The exact origin of the Blue Qur’an is unknown, but several theories have been advanced over the last century, F.R. Martin, who acquired some of the pages in Istanbul in 1912, has suggested that the manuscript was commissioned by the Abbasid caliph al-Mamun for his father Harun al-Rashid’s tomb, and that the dark blue of the parchment was a symbol of mourning. However, based on an inventory of the Great Mosque in Qayrawan in 1294 (published in 1956 by Chabbouh) which mentions a Koran written in gold on blue parchment, J. M. Bloom argues that a North African origin is the most likely (Bloom, J. M., ‘Al-Ma’mun’s Blue Koran?’, Revue des études islamiques, LIV, 1986, pp.59-65; and ‘The Blue Koran. An Early Fatimid Kufic manuscript from the Maghrib’, Les manuscrits du Moyen-Orient, Varia Turcica, VIII, Istanbul and Paris, 1989, pp.95-99).

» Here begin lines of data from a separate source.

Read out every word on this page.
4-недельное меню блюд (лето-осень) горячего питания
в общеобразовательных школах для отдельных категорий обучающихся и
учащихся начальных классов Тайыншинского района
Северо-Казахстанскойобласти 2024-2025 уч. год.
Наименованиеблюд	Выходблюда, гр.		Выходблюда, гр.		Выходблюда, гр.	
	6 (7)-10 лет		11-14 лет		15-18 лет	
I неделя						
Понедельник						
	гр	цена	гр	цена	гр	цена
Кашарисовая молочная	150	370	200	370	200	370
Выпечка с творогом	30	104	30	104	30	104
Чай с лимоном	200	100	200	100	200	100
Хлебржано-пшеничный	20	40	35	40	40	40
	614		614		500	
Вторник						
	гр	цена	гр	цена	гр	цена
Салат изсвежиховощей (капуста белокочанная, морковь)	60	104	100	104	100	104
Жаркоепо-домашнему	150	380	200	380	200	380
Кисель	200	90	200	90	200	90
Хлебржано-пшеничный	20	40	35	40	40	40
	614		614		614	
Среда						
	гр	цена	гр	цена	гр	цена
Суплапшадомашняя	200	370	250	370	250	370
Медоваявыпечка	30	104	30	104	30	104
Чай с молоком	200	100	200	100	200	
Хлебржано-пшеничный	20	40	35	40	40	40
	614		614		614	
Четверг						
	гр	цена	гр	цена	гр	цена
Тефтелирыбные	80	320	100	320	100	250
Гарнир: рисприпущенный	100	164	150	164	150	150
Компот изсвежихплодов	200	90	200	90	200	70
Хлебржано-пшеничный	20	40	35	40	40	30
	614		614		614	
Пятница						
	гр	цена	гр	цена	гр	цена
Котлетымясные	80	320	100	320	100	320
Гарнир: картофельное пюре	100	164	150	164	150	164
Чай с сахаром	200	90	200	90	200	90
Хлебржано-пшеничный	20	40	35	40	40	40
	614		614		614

More recent studies by T. Stanley (Quaritch 1999, pp.7-15) point to an Andalusian patron, M. Fraser suggests an origin in the province of the Aglabids or Calbites of Sicily (op. cit., 2006, p.46). Alain George’s recent detailed and careful study of the manuscript attributes the manuscript to the early Abbasid period in the late eighth or early ninth century (George, A., ‘Calligraphy, Colour and Light in the Blue Qur’an’, in Journal of Qur’anic Studies, Volume XI, Issue 1, 2009, pp.75-125).
Even if the exact origin of the manuscript remains unknown, it is universally accepted that this Qur’an is a strikingly luxurious example of early Islamic manuscript-making, whose patron must have been a ruler of great wealth and ambition, and that this manuscript was one of the most important in the medieval Arab world.